For me one of the joys of living in London is the never ending opportunity to experience some amazing galleries and exhibitions

Last week I visited Monet and Architecture at the National Gallery. Inspite of the big crowds, you have the chance to see 75 of his paintings, charting the artist’s career through the buildings he painted, and marking the very different styles he employed. Some are very detailed pictures of almost photographic quality whilst others are vivid bursts of colour and texture. He wasn’t an impressionist for nothing and his free-flowing artistic descriptions of the Grand Canal in Venice, the great west front of Rouen Cathedral and the Palace of Westminster in the smog are among my favourites.

Today we celebrate the feast of the Holy Trinity, of God revealed as Father, Son and Holy Spirit. Our celebrations bring into sharp contrast the God whom we worship and adore, and our inadequacy in trying to describe such a God. It seems impossible. If I asked you to describe in words how you felt when you first fell in love, or first experienced grief I wonder how you would fare? I suspect that unless we have a few artists or composers or poets in our midst then we might struggle. And even they might too. For when we seek to describe our feelings words often fail us.

In his sermon last Sunday, the Dean quoted TS Eliot’s Four Quartets which were read in the Cathedral by the actor Jeremy Irons last month. In Burnt Norton, Eliot writes,

          Words strain,

          Crack and sometimes break, under the burden,

          Under the tension, slip, slide, perish,

          Decay with imprecision, will not stay in place,

          Will not stay still.

          If that’s the case for Eliot then how much more so for us.

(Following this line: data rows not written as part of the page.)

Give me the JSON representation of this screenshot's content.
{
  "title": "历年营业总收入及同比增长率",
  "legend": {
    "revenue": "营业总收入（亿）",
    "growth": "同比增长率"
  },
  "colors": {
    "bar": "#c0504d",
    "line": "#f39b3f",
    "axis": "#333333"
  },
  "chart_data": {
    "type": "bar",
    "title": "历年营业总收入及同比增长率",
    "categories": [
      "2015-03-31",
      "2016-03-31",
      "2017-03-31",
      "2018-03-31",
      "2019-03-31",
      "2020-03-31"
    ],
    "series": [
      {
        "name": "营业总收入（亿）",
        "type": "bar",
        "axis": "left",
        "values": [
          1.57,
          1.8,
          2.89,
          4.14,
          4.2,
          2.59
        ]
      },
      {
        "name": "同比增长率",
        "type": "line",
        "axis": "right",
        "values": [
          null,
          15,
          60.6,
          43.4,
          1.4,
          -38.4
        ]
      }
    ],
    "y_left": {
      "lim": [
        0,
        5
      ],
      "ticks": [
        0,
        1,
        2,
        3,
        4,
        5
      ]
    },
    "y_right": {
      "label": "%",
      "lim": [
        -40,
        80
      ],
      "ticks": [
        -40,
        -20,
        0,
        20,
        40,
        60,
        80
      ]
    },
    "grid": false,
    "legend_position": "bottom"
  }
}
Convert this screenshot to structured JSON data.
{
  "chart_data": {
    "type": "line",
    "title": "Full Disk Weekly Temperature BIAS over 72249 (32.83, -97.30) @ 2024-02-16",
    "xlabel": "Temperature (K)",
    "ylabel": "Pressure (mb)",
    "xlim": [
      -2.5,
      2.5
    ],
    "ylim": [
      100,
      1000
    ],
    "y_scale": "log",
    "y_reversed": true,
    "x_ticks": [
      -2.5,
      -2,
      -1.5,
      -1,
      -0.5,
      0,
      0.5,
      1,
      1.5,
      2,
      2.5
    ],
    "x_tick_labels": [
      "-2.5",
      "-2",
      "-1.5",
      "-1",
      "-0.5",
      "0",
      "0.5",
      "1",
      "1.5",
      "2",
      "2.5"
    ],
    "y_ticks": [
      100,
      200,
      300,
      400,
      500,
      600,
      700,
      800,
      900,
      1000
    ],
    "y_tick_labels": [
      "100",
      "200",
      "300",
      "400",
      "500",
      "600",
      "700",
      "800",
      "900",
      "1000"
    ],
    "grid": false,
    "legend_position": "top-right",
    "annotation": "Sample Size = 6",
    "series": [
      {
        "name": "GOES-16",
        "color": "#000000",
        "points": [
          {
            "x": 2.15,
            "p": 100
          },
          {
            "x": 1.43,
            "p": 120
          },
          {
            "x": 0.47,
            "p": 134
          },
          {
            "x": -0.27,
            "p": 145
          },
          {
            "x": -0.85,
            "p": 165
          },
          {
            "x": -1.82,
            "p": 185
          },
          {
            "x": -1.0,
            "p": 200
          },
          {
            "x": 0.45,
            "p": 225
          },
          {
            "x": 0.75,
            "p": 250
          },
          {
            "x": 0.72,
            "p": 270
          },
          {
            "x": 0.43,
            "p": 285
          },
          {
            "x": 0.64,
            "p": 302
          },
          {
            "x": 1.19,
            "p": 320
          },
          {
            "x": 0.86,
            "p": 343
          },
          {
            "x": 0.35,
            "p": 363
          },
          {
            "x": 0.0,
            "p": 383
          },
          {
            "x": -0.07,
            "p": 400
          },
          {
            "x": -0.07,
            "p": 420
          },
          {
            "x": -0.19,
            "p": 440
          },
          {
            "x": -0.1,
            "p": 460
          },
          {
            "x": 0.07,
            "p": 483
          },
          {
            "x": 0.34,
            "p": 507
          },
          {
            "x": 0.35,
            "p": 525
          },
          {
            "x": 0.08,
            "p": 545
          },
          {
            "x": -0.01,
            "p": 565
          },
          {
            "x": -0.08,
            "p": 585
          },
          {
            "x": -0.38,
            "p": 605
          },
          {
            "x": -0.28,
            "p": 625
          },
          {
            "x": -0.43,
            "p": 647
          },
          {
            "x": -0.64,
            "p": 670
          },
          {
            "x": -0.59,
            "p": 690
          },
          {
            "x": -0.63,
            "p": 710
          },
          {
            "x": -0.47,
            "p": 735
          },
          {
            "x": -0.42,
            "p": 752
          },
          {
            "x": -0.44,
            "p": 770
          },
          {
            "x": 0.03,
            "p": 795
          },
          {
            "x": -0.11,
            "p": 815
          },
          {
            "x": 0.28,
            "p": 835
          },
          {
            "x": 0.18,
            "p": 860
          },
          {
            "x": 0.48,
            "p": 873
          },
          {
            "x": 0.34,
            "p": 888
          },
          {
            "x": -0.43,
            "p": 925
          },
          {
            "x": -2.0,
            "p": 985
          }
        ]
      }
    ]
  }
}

          Words strain, Crack and sometimes break.

Our two scripture readings offer us an impressionistic vision of God. The prophet Ezekiel wrote from exile in Babylon that ‘the heavens were opened and I saw visions of God.’ In his somewhat bizarre description the prophet writes of the majesty and glory of God as a precursor to warning the people about God’s judgement over the moral and religious failure of God’s people. There is nothing homely or comforting in Ezekiel’s words. They are intended to provoke fear and awe in his listeners. The same is true in the Revelation to John when he writes that ‘in heaven a door stood open.’ Like Ezekiel, John’s language is more impressionistic than descriptive. His words are a means to an end, merely hinting at what might be but they can never fully convey the majesty of God.

These readings may well resonate with you, and however inadequate the words, point to the God we worship. Or they may totally miss the mark. For others standing on the top of a mountain or experiencing the beauty of God’s creation will bring us to our knees in adoration of our God. Or we might be drawn into the presence of the living God through the kindness and love of another human being. However God comes to us, we can only kneel in awe and wonder as we echo the words of St Augustine,

          ‘You have made us for yourself, O Lord, and our hearts are restless until they find their rest in you.’